Exotic - I wasn't interested in Oxbridge either when I was applying for my undergraduate degree. I went to a school which prided itself on getting people into the top universities, particularly for its scholarship girls who didn't come from traditional 'Oxbridge type' families. I was one of those and I was pushed quite hard to apply to Oxford to do a subject I didn't really want to do beyond A-level. I went to an open day there on a horrible rainy day and I trudged around hating the place. I refused to apply, went to Edinburgh and had a great time. A couple of years later I spent some time in Oxford on a university sports club training camp and fell in love with the place. I loved every minute of my time at Oxford, at Brookes and a year working in the town, but I suspect that I would have hated it as an undergraduate. I also don't think I would have got in which would have been a massive confidence knock at that age.
A lot of it is about applying to the right place at the right time for you and having an open mind about what you want to get out of it. I didn't go into higher education with any intention of being where I am now - it was an evolving process. I am now thinking of a change of direction again - what was right for me in my twenties and early thirties isn't necessarily going to work out for me now, with a second child on the way.
I don't believe that a slip-up at GCSEs, or even A-levels (speaking as someone who didn't work anywhere near hard enough at A-level and could have done better) is the end of any sort of ambition. As long as you have the basic ability and a realistic view of where that ability, and hard work, can get you, there are always opportunities to make changes, or even to go back and start again.
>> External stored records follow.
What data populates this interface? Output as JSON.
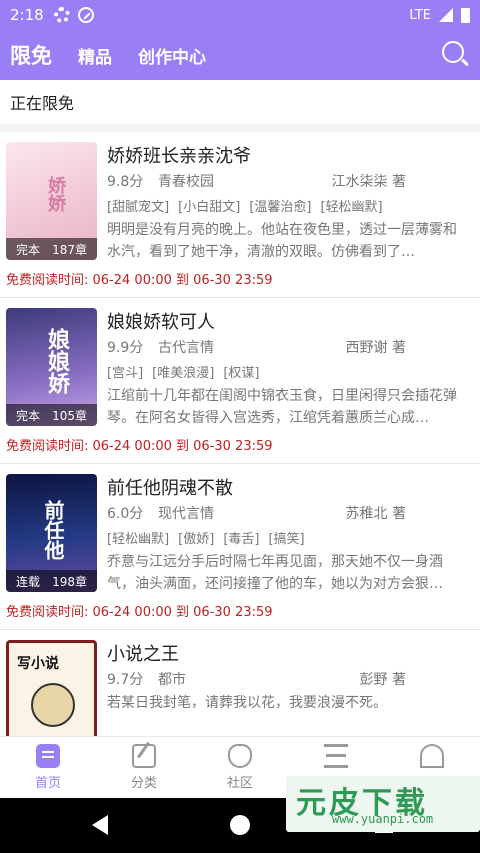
{
  "status_bar": {
    "time": "2:18",
    "network": "LTE"
  },
  "top_nav": {
    "tabs": [
      "限免",
      "精品",
      "创作中心"
    ]
  },
  "section": {
    "title": "正在限免"
  },
  "books": [
    {
      "title": "娇娇班长亲亲沈爷",
      "score": "9.8分",
      "genre": "青春校园",
      "author": "江水柒柒 著",
      "tags": [
        "[甜腻宠文]",
        "[小白甜文]",
        "[温馨治愈]",
        "[轻松幽默]"
      ],
      "desc": "明明是没有月亮的晚上。他站在夜色里，透过一层薄雾和水汽，看到了她干净，清澈的双眼。仿佛看到了…",
      "status": "完本",
      "chapters": "187章",
      "free_time": "免费阅读时间: 06-24 00:00 到 06-30 23:59",
      "cover_text": "娇娇班长",
      "cover_color": "#f3d6df"
    },
    {
      "title": "娘娘娇软可人",
      "score": "9.9分",
      "genre": "古代言情",
      "author": "西野谢 著",
      "tags": [
        "[宫斗]",
        "[唯美浪漫]",
        "[权谋]"
      ],
      "desc": "江绾前十几年都在闺阁中锦衣玉食，日里闲得只会插花弹琴。在阿名女皆得入宫选秀，江绾凭着蕙质兰心成…",
      "status": "完本",
      "chapters": "105章",
      "free_time": "免费阅读时间: 06-24 00:00 到 06-30 23:59",
      "cover_text": "娘娘娇",
      "cover_color": "#6a5aa8"
    },
    {
      "title": "前任他阴魂不散",
      "score": "6.0分",
      "genre": "现代言情",
      "author": "苏稚北 著",
      "tags": [
        "[轻松幽默]",
        "[傲娇]",
        "[毒舌]",
        "[搞笑]"
      ],
      "desc": "乔意与江远分手后时隔七年再见面，那天她不仅一身酒气，油头满面，还问接撞了他的车，她以为对方会狠…",
      "status": "连载",
      "chapters": "198章",
      "free_time": "免费阅读时间: 06-24 00:00 到 06-30 23:59",
      "cover_text": "前任他",
      "cover_color": "#1e2a5e"
    },
    {
      "title": "小说之王",
      "score": "9.7分",
      "genre": "都市",
      "author": "彭野 著",
      "tags": [],
      "desc": "若某日我封笔，请葬我以花，我要浪漫不死。",
      "status": "",
      "chapters": "",
      "free_time": "",
      "cover_text": "写小说",
      "cover_color": "#fbf3e6"
    }
  ],
  "bottom_nav": {
    "items": [
      "首页",
      "分类",
      "社区",
      "书架",
      "我的"
    ]
  },
  "watermark": {
    "logo": "元皮下载",
    "url": "www.yuanpi.com"
  },
  "colors": {
    "accent": "#9a7ef5",
    "free_time_red": "#c02020"
  }
}
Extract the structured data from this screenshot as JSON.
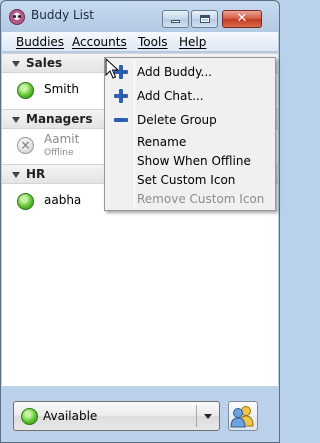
{
  "window": {
    "title": "Buddy List",
    "close_glyph": "✕"
  },
  "menubar": {
    "items": [
      {
        "label": "Buddies"
      },
      {
        "label": "Accounts"
      },
      {
        "label": "Tools"
      },
      {
        "label": "Help"
      }
    ]
  },
  "groups": [
    {
      "name": "Sales",
      "buddies": [
        {
          "name": "Smith",
          "status": "available"
        }
      ]
    },
    {
      "name": "Managers",
      "buddies": [
        {
          "name": "Aamit",
          "sub": "Offline",
          "status": "offline"
        }
      ]
    },
    {
      "name": "HR",
      "buddies": [
        {
          "name": "aabha",
          "status": "available"
        }
      ]
    }
  ],
  "context_menu": {
    "items": [
      {
        "label": "Add Buddy...",
        "icon": "plus-icon",
        "enabled": true
      },
      {
        "label": "Add Chat...",
        "icon": "plus-icon",
        "enabled": true
      },
      {
        "label": "Delete Group",
        "icon": "minus-icon",
        "enabled": true
      },
      {
        "label": "Rename",
        "enabled": true
      },
      {
        "label": "Show When Offline",
        "enabled": true
      },
      {
        "label": "Set Custom Icon",
        "enabled": true
      },
      {
        "label": "Remove Custom Icon",
        "enabled": false
      }
    ]
  },
  "status_selector": {
    "label": "Available",
    "icon": "available-status-icon"
  },
  "colors": {
    "available": "#5ec231",
    "offline": "#c9c9c9",
    "menu_icon": "#2f5fb0",
    "window_frame": "#b9d1ea"
  }
}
A more recent story than mine - I have a much younger SIL who recently graduated. She is a good student but not great at exams for some reason. She had an offer from Warwick which is top in the UK for her subject, but she dropped a grade and didn't get in. DP and I panicked a little - I think we both reverted to Oxbridge thinking and got in a right flap about her options. She had a place to do the same subject at a small uni in a fairly obscure part of the UK - we did not think this was a good idea and put pressure on her to take a year out and re-sit, perhaps with a stronger CV after a year in relevant work. She stuck to her guns and took the place she had and it turned out to be a very well respected course which looks set to stand her in good stead. Not having learned from this, we were also dubious when she took a job that we considered to be a stop-gap, rather than a career step. A few months on and she has been offered a newly-created role in the company and is doing very well, and has a clear idea of where her next move should be.
There is not only one way of doing things. I hope by the time DS is 18 I will have got that a bit more firmly into my head!